Housing is perhaps the most consequential category in the consumer price index, a key inflation barometer.

As the largest expense for an average U.S. household, shelter accounts for more than a third of the CPI weighting, the most of any other consumer good or service. That gives housing an outsized influence on the overall direction of inflation data.

Housing inflation has been stubbornly high for months, according to CPI data. But economists think it has peaked and is on the precipice of a reversal.

“I know this with about as high a degree of confidence as one could have,” Mark Zandi, chief economist at Moody’s Analytics, said of falling housing inflation being near at hand.

How ‘shelter’ prices have changed

Price changes in “shelter” were generally muted before the pandemic, economists said.

But Covid-19 warped that dynamic: Housing costs shot up but have slowed and even started to fall in some areas, economists said.

For example, Americans saw rents grow by 4.8% in May from a year earlier, to about $2,048 a month on average nationally, according to Zillow Observed Rent Index data. That’s a significant slowdown from 15.7% growth during the prior year, from May 2021 to May 2022.

CPI isn’t ‘a particularly accurate gauge’ for housing

Here’s the problem: The CPI doesn’t capture those price trends in real time.

It operates with a substantial lag, meaning it can take six months to a year for a decline (or increase) in current housing prices to fully feed through to inflation data, economists said.

“It’s not necessarily a particularly accurate gauge of what’s going on in the housing market right now,” Andrew Hunter, deputy chief U.S. economist at Capital Economics, previously told CNBC.

Here’s the reason for the lag: The U.S. Bureau of Labor Statistics collects rent data from sample households every six months. The BLS also divides these sample households into six different subgroups (called “panels”) and staggers when it collects data for each. Per the BLS, rents for Panel 1 are collected in January and July; Panel 2, in February and August, and so on.

That means it can take a year or so to collect data from all the subgroups.

Why economists think housing inflation is poised to fall

“Shelter is still playing a big role in inflation but that should be slowing in the second half of the year,” Jason Furman, an economist at Harvard University and former chair of the White House Council of Economic Advisers during the Obama administration, wrote Tuesday on Twitter.

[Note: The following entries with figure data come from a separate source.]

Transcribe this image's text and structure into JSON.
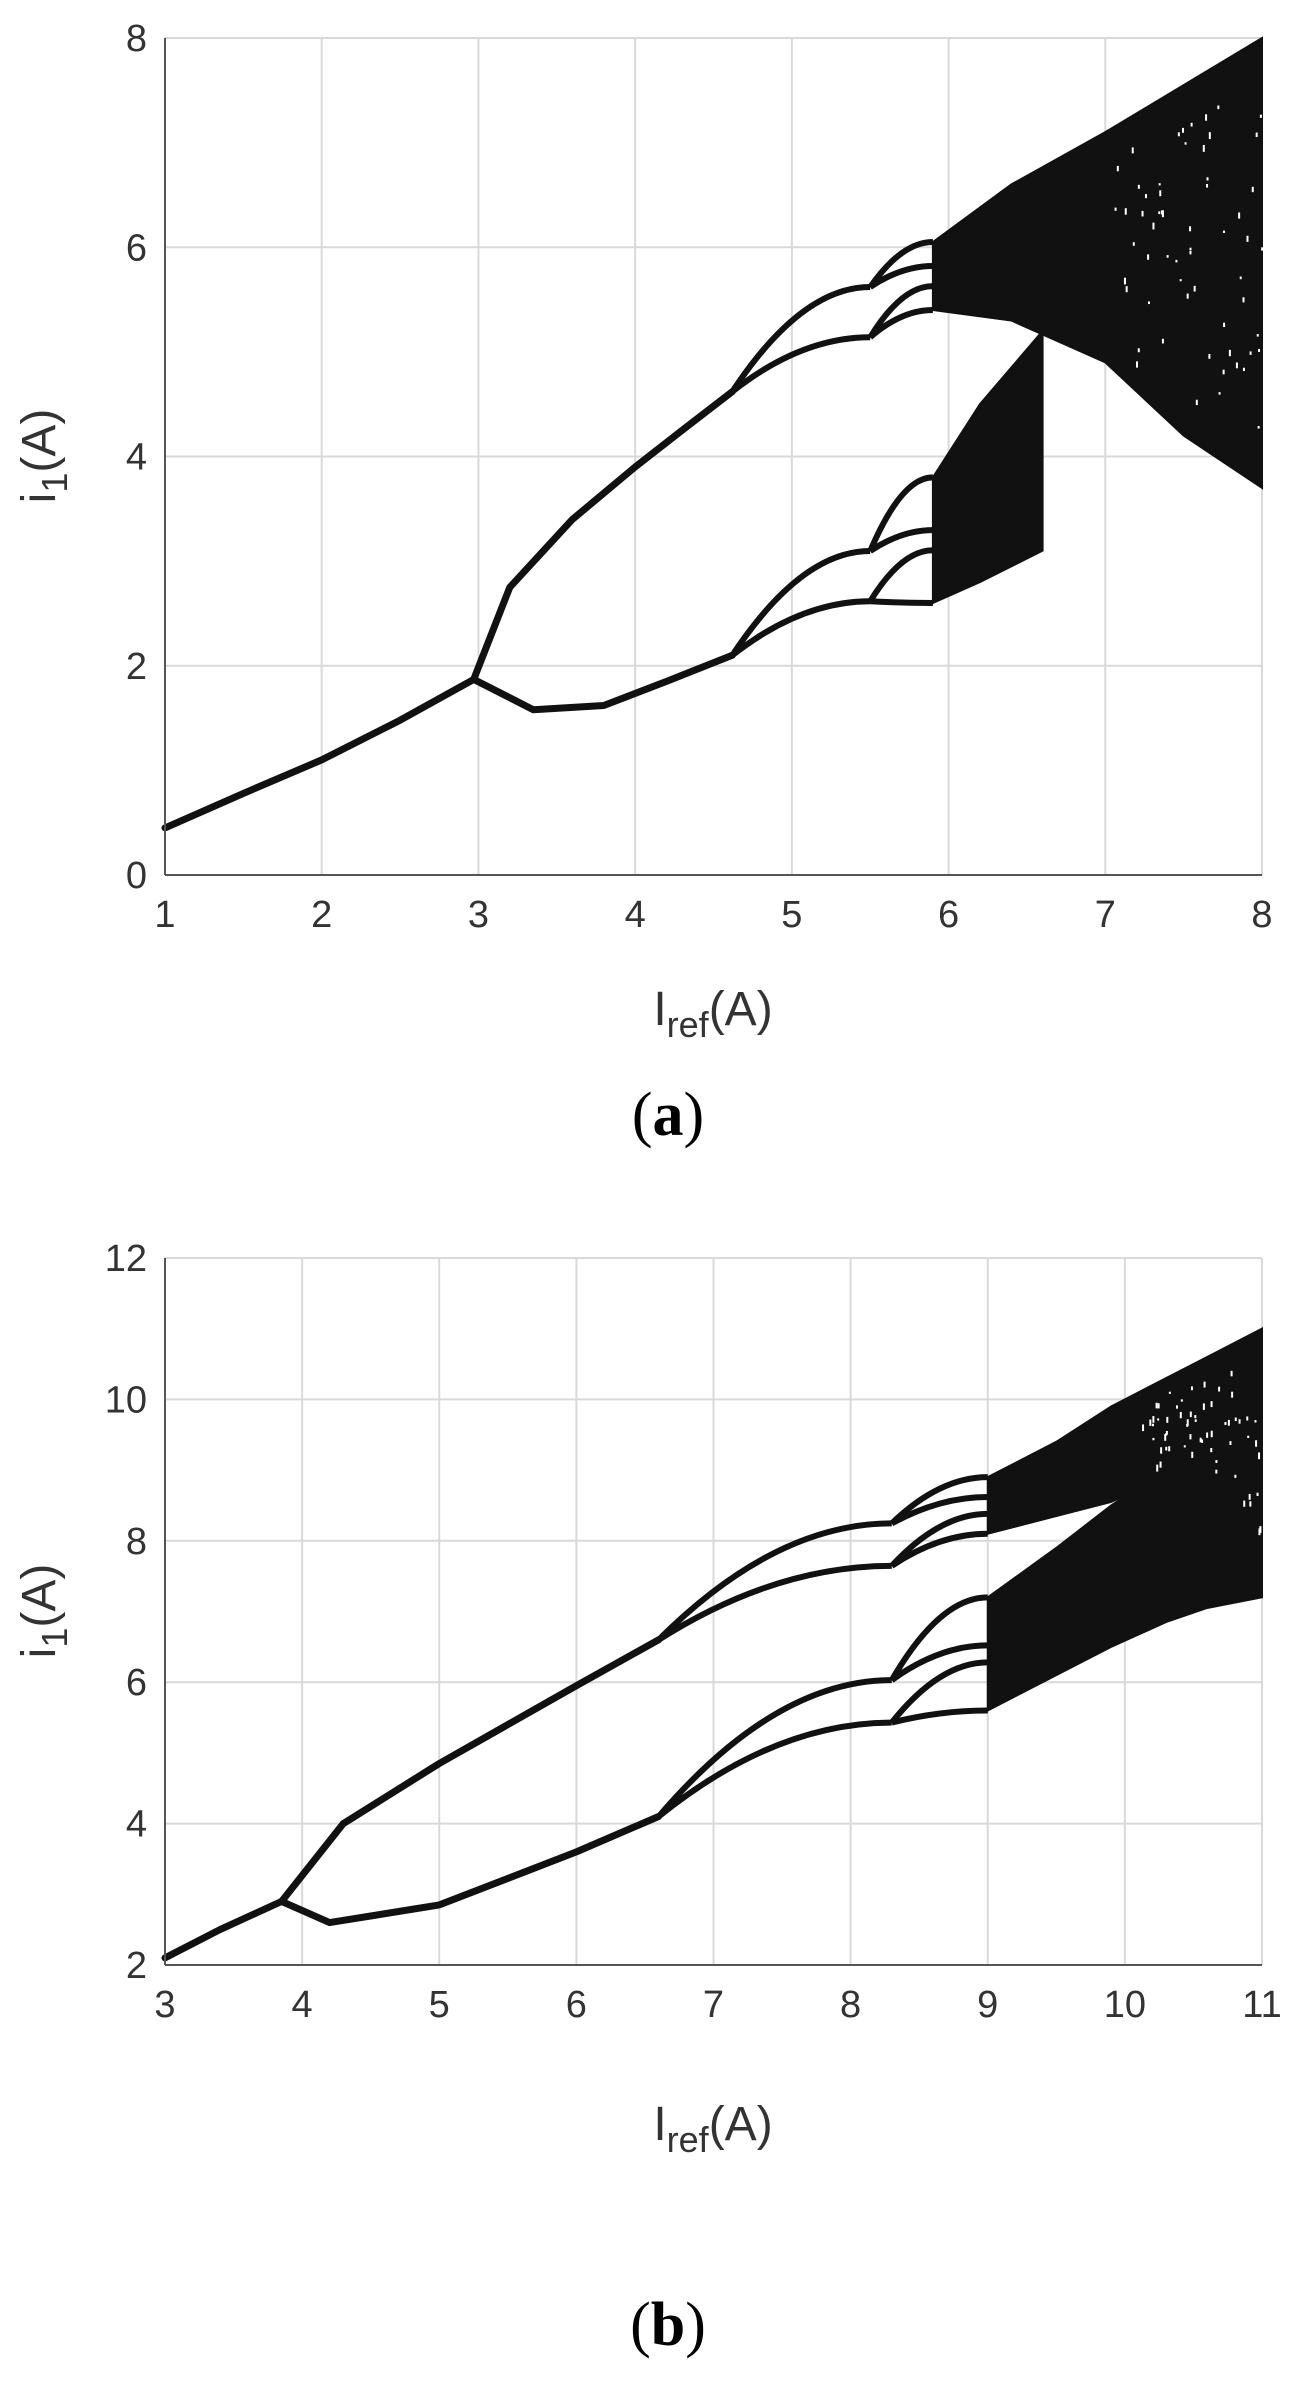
{
  "colors": {
    "ink": "#111111",
    "grid": "#d9d9d9",
    "axis": "#555555",
    "text": "#333333"
  },
  "chart_data": [
    {
      "panel": "a",
      "caption": "(a)",
      "type": "scatter",
      "subtype": "bifurcation diagram",
      "xlabel": "I_ref(A)",
      "ylabel": "i_1(A)",
      "xlim": [
        1,
        8
      ],
      "ylim": [
        0,
        8
      ],
      "xticks": [
        1,
        2,
        3,
        4,
        5,
        6,
        7,
        8
      ],
      "yticks": [
        0,
        2,
        4,
        6,
        8
      ],
      "grid": true,
      "period1": {
        "x": [
          1,
          1.5,
          2,
          2.5,
          2.97
        ],
        "y": [
          0.45,
          0.78,
          1.1,
          1.48,
          1.87
        ]
      },
      "period2_upper": {
        "x": [
          2.97,
          3.2,
          3.6,
          4.0,
          4.3,
          4.62
        ],
        "y": [
          1.87,
          2.75,
          3.4,
          3.9,
          4.25,
          4.62
        ]
      },
      "period2_lower": {
        "x": [
          2.97,
          3.35,
          3.8,
          4.2,
          4.62
        ],
        "y": [
          1.87,
          1.58,
          1.62,
          1.85,
          2.1
        ]
      },
      "bifurcations": {
        "period_doubling_1": 2.97,
        "period_doubling_2": 4.62,
        "period_doubling_3": 5.5,
        "chaos_onset": 5.9
      },
      "chaotic_band_upper": {
        "x": [
          5.9,
          6.4,
          7,
          7.5,
          8
        ],
        "min": [
          5.4,
          5.3,
          4.9,
          4.2,
          3.7
        ],
        "max": [
          6.05,
          6.6,
          7.1,
          7.55,
          8.0
        ]
      },
      "chaotic_band_lower": {
        "x": [
          5.9,
          6.2,
          6.6
        ],
        "min": [
          2.6,
          2.8,
          3.1
        ],
        "max": [
          3.8,
          4.5,
          5.2
        ]
      }
    },
    {
      "panel": "b",
      "caption": "(b)",
      "type": "scatter",
      "subtype": "bifurcation diagram",
      "xlabel": "I_ref(A)",
      "ylabel": "i_1(A)",
      "xlim": [
        3,
        11
      ],
      "ylim": [
        2,
        12
      ],
      "xticks": [
        3,
        4,
        5,
        6,
        7,
        8,
        9,
        10,
        11
      ],
      "yticks": [
        2,
        4,
        6,
        8,
        10,
        12
      ],
      "grid": true,
      "period1": {
        "x": [
          3,
          3.4,
          3.85
        ],
        "y": [
          2.1,
          2.5,
          2.9
        ]
      },
      "period2_upper": {
        "x": [
          3.85,
          4.3,
          5,
          6,
          6.6
        ],
        "y": [
          2.9,
          4.0,
          4.85,
          5.95,
          6.6
        ]
      },
      "period2_lower": {
        "x": [
          3.85,
          4.2,
          5,
          6,
          6.6
        ],
        "y": [
          2.9,
          2.6,
          2.85,
          3.6,
          4.1
        ]
      },
      "bifurcations": {
        "period_doubling_1": 3.85,
        "period_doubling_2": 6.6,
        "period_doubling_3": 8.3,
        "chaos_onset": 9.0
      },
      "chaotic_band_upper": {
        "x": [
          9,
          9.5,
          9.9,
          10.3,
          10.6,
          11
        ],
        "min": [
          8.1,
          8.35,
          8.55,
          8.9,
          9.1,
          7.2
        ],
        "max": [
          8.9,
          9.4,
          9.9,
          10.3,
          10.6,
          11.0
        ]
      },
      "chaotic_band_lower": {
        "x": [
          9,
          9.5,
          9.9,
          10.3,
          10.6,
          11
        ],
        "min": [
          5.6,
          6.1,
          6.5,
          6.85,
          7.05,
          7.2
        ],
        "max": [
          7.2,
          7.9,
          8.5,
          9.0,
          9.2,
          9.5
        ]
      }
    }
  ]
}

The latest CPI reading, issued Tuesday, showed a monthly increase in shelter inflation, to 0.6% in May from 0.4% in April. The most recent figure is on par with the monthly figure notched a year earlier, in May 2022.

But a decline in CPI housing inflation is “almost as much of a certainty as you can get, really,” Hunter said.

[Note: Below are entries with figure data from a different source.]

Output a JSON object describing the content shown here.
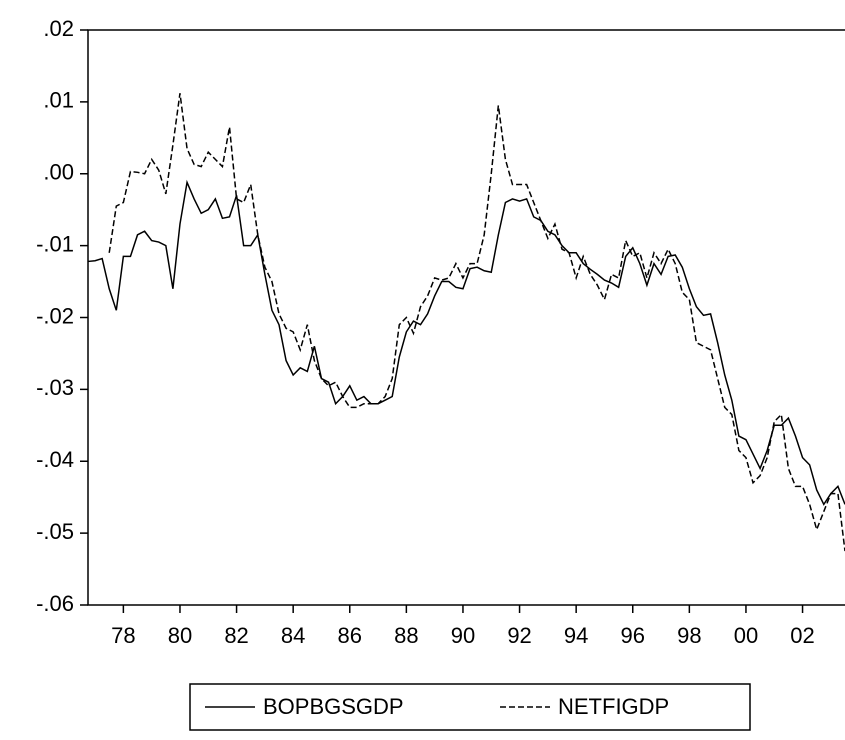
{
  "chart_data": {
    "type": "line",
    "x": [
      1976.75,
      1977,
      1977.25,
      1977.5,
      1977.75,
      1978,
      1978.25,
      1978.5,
      1978.75,
      1979,
      1979.25,
      1979.5,
      1979.75,
      1980,
      1980.25,
      1980.5,
      1980.75,
      1981,
      1981.25,
      1981.5,
      1981.75,
      1982,
      1982.25,
      1982.5,
      1982.75,
      1983,
      1983.25,
      1983.5,
      1983.75,
      1984,
      1984.25,
      1984.5,
      1984.75,
      1985,
      1985.25,
      1985.5,
      1985.75,
      1986,
      1986.25,
      1986.5,
      1986.75,
      1987,
      1987.25,
      1987.5,
      1987.75,
      1988,
      1988.25,
      1988.5,
      1988.75,
      1989,
      1989.25,
      1989.5,
      1989.75,
      1990,
      1990.25,
      1990.5,
      1990.75,
      1991,
      1991.25,
      1991.5,
      1991.75,
      1992,
      1992.25,
      1992.5,
      1992.75,
      1993,
      1993.25,
      1993.5,
      1993.75,
      1994,
      1994.25,
      1994.5,
      1994.75,
      1995,
      1995.25,
      1995.5,
      1995.75,
      1996,
      1996.25,
      1996.5,
      1996.75,
      1997,
      1997.25,
      1997.5,
      1997.75,
      1998,
      1998.25,
      1998.5,
      1998.75,
      1999,
      1999.25,
      1999.5,
      1999.75,
      2000,
      2000.25,
      2000.5,
      2000.75,
      2001,
      2001.25,
      2001.5,
      2001.75,
      2002,
      2002.25,
      2002.5,
      2002.75,
      2003,
      2003.25,
      2003.5
    ],
    "series": [
      {
        "name": "BOPBGSGDP",
        "color": "#000000",
        "dash": "solid",
        "values": [
          -0.0122,
          -0.0121,
          -0.0118,
          -0.016,
          -0.019,
          -0.0115,
          -0.0115,
          -0.0085,
          -0.008,
          -0.0093,
          -0.0095,
          -0.01,
          -0.016,
          -0.007,
          -0.0012,
          -0.0035,
          -0.0055,
          -0.005,
          -0.0035,
          -0.0062,
          -0.006,
          -0.003,
          -0.01,
          -0.01,
          -0.0085,
          -0.014,
          -0.019,
          -0.021,
          -0.026,
          -0.028,
          -0.027,
          -0.0275,
          -0.024,
          -0.0285,
          -0.029,
          -0.032,
          -0.031,
          -0.0295,
          -0.0315,
          -0.031,
          -0.032,
          -0.032,
          -0.0315,
          -0.031,
          -0.0255,
          -0.022,
          -0.0205,
          -0.021,
          -0.0195,
          -0.017,
          -0.015,
          -0.015,
          -0.0158,
          -0.016,
          -0.0132,
          -0.013,
          -0.0135,
          -0.0137,
          -0.0085,
          -0.004,
          -0.0035,
          -0.0038,
          -0.0035,
          -0.006,
          -0.0065,
          -0.008,
          -0.0085,
          -0.01,
          -0.011,
          -0.011,
          -0.0125,
          -0.0133,
          -0.014,
          -0.0148,
          -0.0152,
          -0.0158,
          -0.0115,
          -0.0103,
          -0.0125,
          -0.0155,
          -0.0125,
          -0.014,
          -0.0115,
          -0.0113,
          -0.013,
          -0.016,
          -0.0185,
          -0.0197,
          -0.0195,
          -0.0235,
          -0.028,
          -0.0315,
          -0.0365,
          -0.037,
          -0.039,
          -0.041,
          -0.0385,
          -0.035,
          -0.035,
          -0.034,
          -0.0365,
          -0.0395,
          -0.0405,
          -0.044,
          -0.046,
          -0.0445,
          -0.0435,
          -0.046
        ]
      },
      {
        "name": "NETFIGDP",
        "color": "#000000",
        "dash": "dashed",
        "values": [
          null,
          null,
          null,
          -0.011,
          -0.0045,
          -0.004,
          0.0003,
          0.0002,
          0.0,
          0.002,
          0.0005,
          -0.0028,
          0.004,
          0.0112,
          0.0035,
          0.0013,
          0.001,
          0.003,
          0.002,
          0.001,
          0.0065,
          -0.0035,
          -0.004,
          -0.0015,
          -0.0085,
          -0.013,
          -0.015,
          -0.0195,
          -0.0215,
          -0.022,
          -0.0245,
          -0.021,
          -0.026,
          -0.0285,
          -0.0295,
          -0.029,
          -0.031,
          -0.0325,
          -0.0325,
          -0.032,
          -0.032,
          -0.032,
          -0.031,
          -0.0285,
          -0.021,
          -0.02,
          -0.0222,
          -0.0185,
          -0.017,
          -0.0145,
          -0.0148,
          -0.0145,
          -0.0125,
          -0.0145,
          -0.0125,
          -0.0125,
          -0.0085,
          0.0,
          0.0095,
          0.002,
          -0.0015,
          -0.0015,
          -0.0015,
          -0.004,
          -0.0065,
          -0.009,
          -0.007,
          -0.0105,
          -0.011,
          -0.0145,
          -0.0115,
          -0.014,
          -0.0155,
          -0.0175,
          -0.014,
          -0.0145,
          -0.0093,
          -0.0115,
          -0.011,
          -0.0145,
          -0.011,
          -0.0125,
          -0.0105,
          -0.0125,
          -0.0165,
          -0.0175,
          -0.0235,
          -0.024,
          -0.0245,
          -0.0285,
          -0.0325,
          -0.0335,
          -0.0385,
          -0.0395,
          -0.043,
          -0.042,
          -0.0395,
          -0.0345,
          -0.0335,
          -0.041,
          -0.0435,
          -0.0435,
          -0.046,
          -0.0495,
          -0.047,
          -0.0445,
          -0.0445,
          -0.0525
        ]
      }
    ],
    "xlim": [
      1976.75,
      2003.5
    ],
    "xticks": [
      {
        "value": 1978,
        "label": "78"
      },
      {
        "value": 1980,
        "label": "80"
      },
      {
        "value": 1982,
        "label": "82"
      },
      {
        "value": 1984,
        "label": "84"
      },
      {
        "value": 1986,
        "label": "86"
      },
      {
        "value": 1988,
        "label": "88"
      },
      {
        "value": 1990,
        "label": "90"
      },
      {
        "value": 1992,
        "label": "92"
      },
      {
        "value": 1994,
        "label": "94"
      },
      {
        "value": 1996,
        "label": "96"
      },
      {
        "value": 1998,
        "label": "98"
      },
      {
        "value": 2000,
        "label": "00"
      },
      {
        "value": 2002,
        "label": "02"
      }
    ],
    "ylim": [
      -0.06,
      0.02
    ],
    "yticks": [
      {
        "value": 0.02,
        "label": ".02"
      },
      {
        "value": 0.01,
        "label": ".01"
      },
      {
        "value": 0,
        "label": ".00"
      },
      {
        "value": -0.01,
        "label": "-.01"
      },
      {
        "value": -0.02,
        "label": "-.02"
      },
      {
        "value": -0.03,
        "label": "-.03"
      },
      {
        "value": -0.04,
        "label": "-.04"
      },
      {
        "value": -0.05,
        "label": "-.05"
      },
      {
        "value": -0.06,
        "label": "-.06"
      }
    ],
    "grid": false,
    "legend": "bottom"
  }
}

There’s an additional measurement quirk relative to housing inflation: The BLS tries to assess price changes for homeowners as well as renters, in a subcategory called “owners’ equivalent rent.”

The measure is essentially a survey that reflects the price homeowners believe they could get if they were to rent their home.

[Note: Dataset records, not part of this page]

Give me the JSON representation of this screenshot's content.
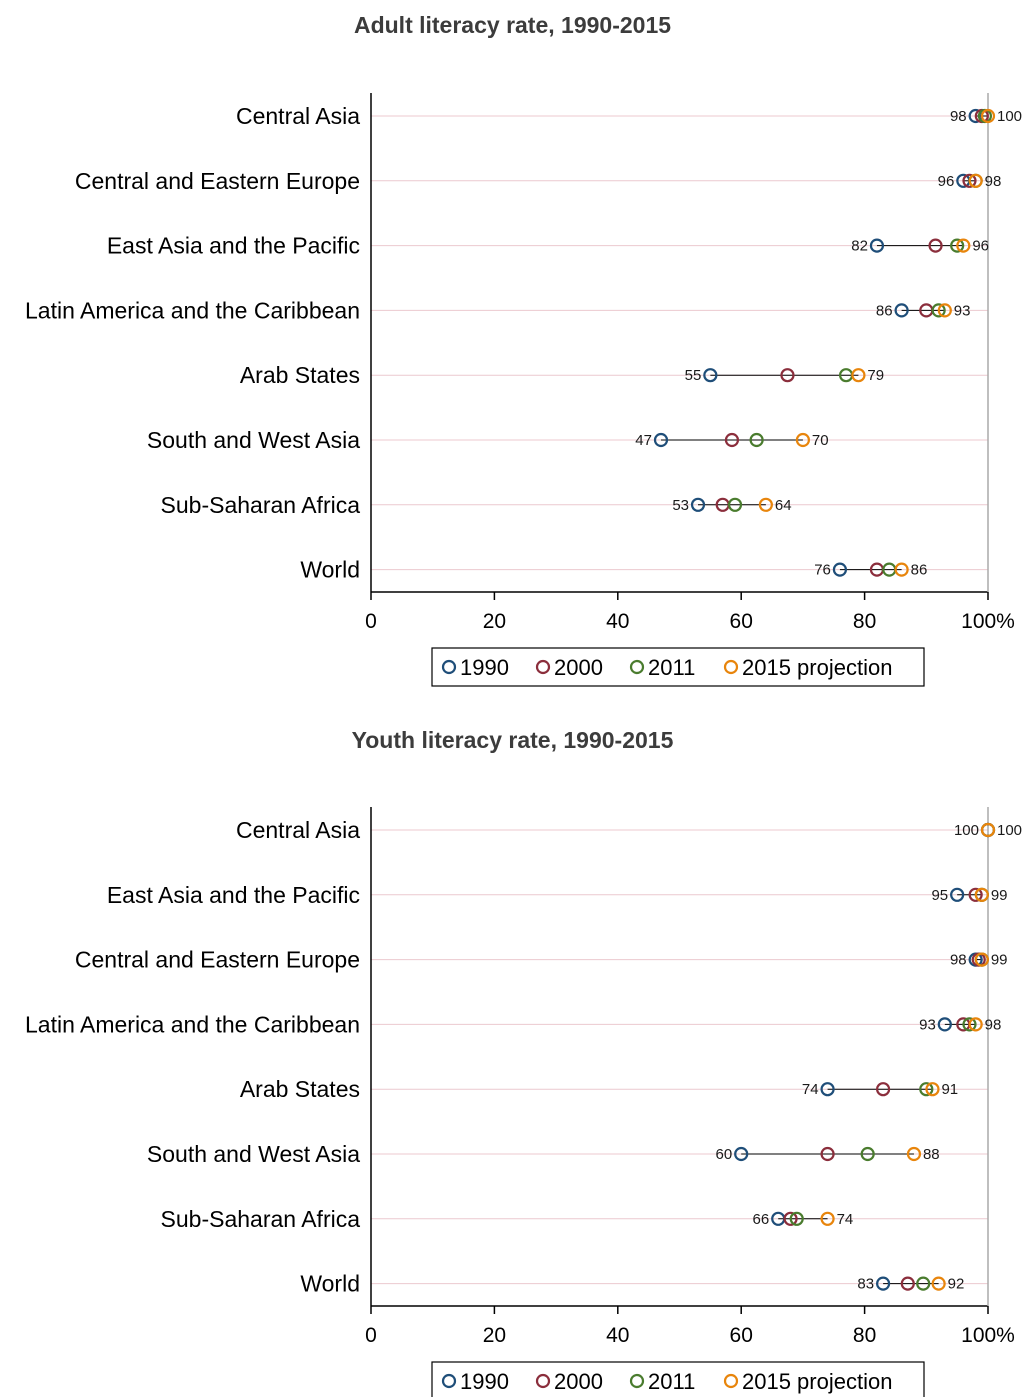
{
  "chart_data": [
    {
      "type": "dot",
      "title": "Adult literacy rate, 1990-2015",
      "xlim": [
        0,
        100
      ],
      "x_ticks": [
        "0",
        "20",
        "40",
        "60",
        "80",
        "100%"
      ],
      "series_names": [
        "1990",
        "2000",
        "2011",
        "2015 projection"
      ],
      "colors": [
        "#1f4e79",
        "#8b2e3c",
        "#4a7c2e",
        "#e8850c"
      ],
      "legend_position": "bottom-center",
      "categories": [
        "Central Asia",
        "Central and Eastern Europe",
        "East Asia and the Pacific",
        "Latin America and the Caribbean",
        "Arab States",
        "South and West Asia",
        "Sub-Saharan Africa",
        "World"
      ],
      "series": [
        {
          "name": "1990",
          "values": [
            98,
            96,
            82,
            86,
            55,
            47,
            53,
            76
          ]
        },
        {
          "name": "2000",
          "values": [
            99,
            97,
            91.5,
            90,
            67.5,
            58.5,
            57,
            82
          ]
        },
        {
          "name": "2011",
          "values": [
            99.5,
            98,
            95,
            92,
            77,
            62.5,
            59,
            84
          ]
        },
        {
          "name": "2015 projection",
          "values": [
            100,
            98,
            96,
            93,
            79,
            70,
            64,
            86
          ]
        }
      ],
      "left_labels": [
        "98",
        "96",
        "82",
        "86",
        "55",
        "47",
        "53",
        "76"
      ],
      "right_labels": [
        "100",
        "98",
        "96",
        "93",
        "79",
        "70",
        "64",
        "86"
      ]
    },
    {
      "type": "dot",
      "title": "Youth literacy rate, 1990-2015",
      "xlim": [
        0,
        100
      ],
      "x_ticks": [
        "0",
        "20",
        "40",
        "60",
        "80",
        "100%"
      ],
      "series_names": [
        "1990",
        "2000",
        "2011",
        "2015 projection"
      ],
      "colors": [
        "#1f4e79",
        "#8b2e3c",
        "#4a7c2e",
        "#e8850c"
      ],
      "legend_position": "bottom-center",
      "categories": [
        "Central Asia",
        "East Asia and the Pacific",
        "Central and Eastern Europe",
        "Latin America and the Caribbean",
        "Arab States",
        "South and West Asia",
        "Sub-Saharan Africa",
        "World"
      ],
      "series": [
        {
          "name": "1990",
          "values": [
            100,
            95,
            98,
            93,
            74,
            60,
            66,
            83
          ]
        },
        {
          "name": "2000",
          "values": [
            100,
            98,
            98.5,
            96,
            83,
            74,
            68,
            87
          ]
        },
        {
          "name": "2011",
          "values": [
            100,
            99,
            99,
            97,
            90,
            80.5,
            69,
            89.5
          ]
        },
        {
          "name": "2015 projection",
          "values": [
            100,
            99,
            99,
            98,
            91,
            88,
            74,
            92
          ]
        }
      ],
      "left_labels": [
        "100",
        "95",
        "98",
        "93",
        "74",
        "60",
        "66",
        "83"
      ],
      "right_labels": [
        "100",
        "99",
        "99",
        "98",
        "91",
        "88",
        "74",
        "92"
      ]
    }
  ]
}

While somewhat tied to market rents, homeowners aren’t necessarily feeling those inflationary pressures — especially those who have a fixed mortgage (meaning their monthly payment doesn’t change) or own their home (meaning they don’t have a housing payment), Zandi said.

And from Dr. Elliott Eisenberg:

While last week’s first-time unemployment claims were at their highest level since the week ending 10/30/21, the rise in continuing claims is more concerning. Currently, 19 states show a 25% Y-o-Y increase in continuing claims, the highest percentage outside a recession since 1990. The long-term average is nine states, and every time that level is surpassed a recession is either already happening or is about to start.

Please remain safe and stay healthy, make today great!